Tom Sanzillo, the Acting State Comptroller before the appointment of Tom DiNapoli as state comptroller by the state legislature, has increasingly warned of the financial risk posed by the state’s $6 billion investment in fossil fuels. This includes keeping $1 billion in Exxon Mobil while the State Attorney General has been investigating them and other fossil fuel companies for misleading the public and investors for decades about the realities of climate change
“It is morally wrong for New York to seek to profit by investing in companies that have driven global warming that has already caused tens of billions of dollars in damage in New York. It is also a financial mistake to ignore the increasing underperformance of fossil fuel stocks as the world has agreed to move away from fossil fuels and transition instead to clean, renewable energy,” said Dunlea, who has helped coordinated the efforts in New York City and State to divest from fossil fuels.
Earlier this year the leaders of the main NYC pension funds voted to begin the process of divesting from gas and oil companies; they had previously divested from coal companies.
Vicki Fuller recently announced her retirement from the New York State Common Retirement Fund (NYSCRF) where she had served as chief investment officer since August 2012. The fund is the third largest public pension fund in the nation. She recently joined the Board of Williams Company. Williams describes itself as “a premier provider of large-scale infrastructure connecting U.S. natural gas and natural gas products.”
Williams is proposing to lay a new pipeline, called the Northeast Supply Enhancement Pipeline, which would carry fracked natural gas (methane) from Pennsylvania across the Lower Bay of New York’s harbor. The pipeline is strongly opposed by New York climate activists. Williams, also a part owner of the Constitution pipeline, was also one of the biggest spenders on lobbying the state legislature on fossil fuel infrastructure and fracking.
“Taxpayers are ill-served by the revolving door between industry and state government,” said Dunlea.
The recent study co-authored by Sanzillo describes divestment “as a proper financial response by investment trustees to current market conditions and to the outlook facing the coal, oil and gas sectors… The fossil fuel sector is shrinking financially, and the rationale for investing in it is untenable. Over the past three and five years, respectively, global stock indexes without fossil fuel holdings have outperformed otherwise identical indexes that include fossil fuel companies. Fossil fuel companies once led the economy and world stock markets. They now lag. A cumulative set of risks undermines the viability of the fossil fuel sector.”
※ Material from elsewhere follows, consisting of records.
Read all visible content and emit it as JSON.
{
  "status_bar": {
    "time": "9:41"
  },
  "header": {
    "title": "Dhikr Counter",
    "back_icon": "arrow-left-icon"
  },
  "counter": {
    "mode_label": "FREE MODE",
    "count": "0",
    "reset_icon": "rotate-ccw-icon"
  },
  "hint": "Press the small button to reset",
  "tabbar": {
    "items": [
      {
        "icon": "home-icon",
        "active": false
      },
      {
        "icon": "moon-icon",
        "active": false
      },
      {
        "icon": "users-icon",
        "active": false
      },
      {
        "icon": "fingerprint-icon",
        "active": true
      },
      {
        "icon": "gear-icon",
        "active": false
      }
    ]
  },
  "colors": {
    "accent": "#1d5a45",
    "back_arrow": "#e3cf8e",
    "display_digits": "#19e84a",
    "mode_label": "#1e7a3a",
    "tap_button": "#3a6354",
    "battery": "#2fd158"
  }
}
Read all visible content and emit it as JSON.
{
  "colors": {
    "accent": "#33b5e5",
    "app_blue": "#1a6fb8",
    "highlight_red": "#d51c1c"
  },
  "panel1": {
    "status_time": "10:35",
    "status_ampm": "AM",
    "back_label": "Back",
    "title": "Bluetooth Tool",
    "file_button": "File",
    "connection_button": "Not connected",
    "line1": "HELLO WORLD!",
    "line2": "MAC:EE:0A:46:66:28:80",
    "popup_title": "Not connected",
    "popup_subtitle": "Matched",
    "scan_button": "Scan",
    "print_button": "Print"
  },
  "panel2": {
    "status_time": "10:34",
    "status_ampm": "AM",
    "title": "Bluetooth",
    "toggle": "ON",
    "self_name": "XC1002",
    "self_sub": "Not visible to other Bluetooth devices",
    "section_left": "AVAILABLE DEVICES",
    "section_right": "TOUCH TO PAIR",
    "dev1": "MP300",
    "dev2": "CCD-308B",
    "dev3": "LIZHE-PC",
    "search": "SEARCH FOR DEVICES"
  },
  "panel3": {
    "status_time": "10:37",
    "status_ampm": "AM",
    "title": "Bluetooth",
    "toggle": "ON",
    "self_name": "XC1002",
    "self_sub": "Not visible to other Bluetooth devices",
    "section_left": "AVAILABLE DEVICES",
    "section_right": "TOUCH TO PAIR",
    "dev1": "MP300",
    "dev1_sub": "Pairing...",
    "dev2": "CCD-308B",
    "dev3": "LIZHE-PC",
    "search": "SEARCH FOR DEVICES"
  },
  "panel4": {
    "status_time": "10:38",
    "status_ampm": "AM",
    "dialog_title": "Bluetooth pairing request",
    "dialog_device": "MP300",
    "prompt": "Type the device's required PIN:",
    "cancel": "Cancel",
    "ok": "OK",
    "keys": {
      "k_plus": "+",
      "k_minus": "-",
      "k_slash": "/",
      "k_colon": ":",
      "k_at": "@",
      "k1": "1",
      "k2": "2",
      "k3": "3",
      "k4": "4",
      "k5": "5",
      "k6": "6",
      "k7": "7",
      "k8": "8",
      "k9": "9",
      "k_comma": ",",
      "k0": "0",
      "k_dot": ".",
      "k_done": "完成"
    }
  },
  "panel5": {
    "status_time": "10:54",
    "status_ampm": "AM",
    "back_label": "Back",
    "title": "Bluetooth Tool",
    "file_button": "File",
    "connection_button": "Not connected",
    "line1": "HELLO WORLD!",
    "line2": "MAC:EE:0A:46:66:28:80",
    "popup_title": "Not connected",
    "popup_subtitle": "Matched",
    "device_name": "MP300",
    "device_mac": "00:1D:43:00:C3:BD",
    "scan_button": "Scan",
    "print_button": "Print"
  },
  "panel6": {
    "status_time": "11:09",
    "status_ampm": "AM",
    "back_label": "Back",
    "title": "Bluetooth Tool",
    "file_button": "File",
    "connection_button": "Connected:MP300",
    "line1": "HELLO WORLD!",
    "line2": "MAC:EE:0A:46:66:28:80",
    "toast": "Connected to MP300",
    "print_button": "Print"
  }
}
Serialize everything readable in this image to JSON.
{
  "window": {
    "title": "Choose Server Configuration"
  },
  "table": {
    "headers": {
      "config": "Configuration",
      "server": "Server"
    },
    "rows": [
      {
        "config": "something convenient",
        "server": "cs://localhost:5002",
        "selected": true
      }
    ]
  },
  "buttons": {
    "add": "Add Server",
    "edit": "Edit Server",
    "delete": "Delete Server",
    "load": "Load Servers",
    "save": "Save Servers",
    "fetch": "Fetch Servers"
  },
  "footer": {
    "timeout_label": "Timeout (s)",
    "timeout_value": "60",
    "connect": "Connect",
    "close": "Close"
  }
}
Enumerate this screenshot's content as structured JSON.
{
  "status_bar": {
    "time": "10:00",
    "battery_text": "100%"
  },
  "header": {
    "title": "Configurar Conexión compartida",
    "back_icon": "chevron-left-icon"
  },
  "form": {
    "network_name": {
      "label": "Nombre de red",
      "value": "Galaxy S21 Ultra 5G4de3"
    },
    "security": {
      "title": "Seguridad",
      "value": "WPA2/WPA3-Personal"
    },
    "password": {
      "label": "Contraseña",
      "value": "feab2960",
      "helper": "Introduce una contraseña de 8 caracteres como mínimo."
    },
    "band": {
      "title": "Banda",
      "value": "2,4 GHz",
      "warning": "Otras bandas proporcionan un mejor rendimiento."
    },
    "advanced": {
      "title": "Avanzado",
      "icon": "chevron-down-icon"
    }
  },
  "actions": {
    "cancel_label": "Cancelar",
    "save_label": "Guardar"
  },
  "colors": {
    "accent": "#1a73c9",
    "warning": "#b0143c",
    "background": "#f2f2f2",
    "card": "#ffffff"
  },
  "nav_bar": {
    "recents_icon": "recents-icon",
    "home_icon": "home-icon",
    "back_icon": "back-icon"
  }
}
The study also cautions that fossil fuel companies’ exposure to litigation on climate change and other environmental issues is expanding and notes that campaigns in opposition to fossil fuel industries have become increasingly sophisticated and potent. While a lower federal court recently ruled against the lawsuit filed by NYC against fossil fuel companies, this week the United States Supreme Court unanimously upheld a lawsuit on climate change filed by the Children’s Trust.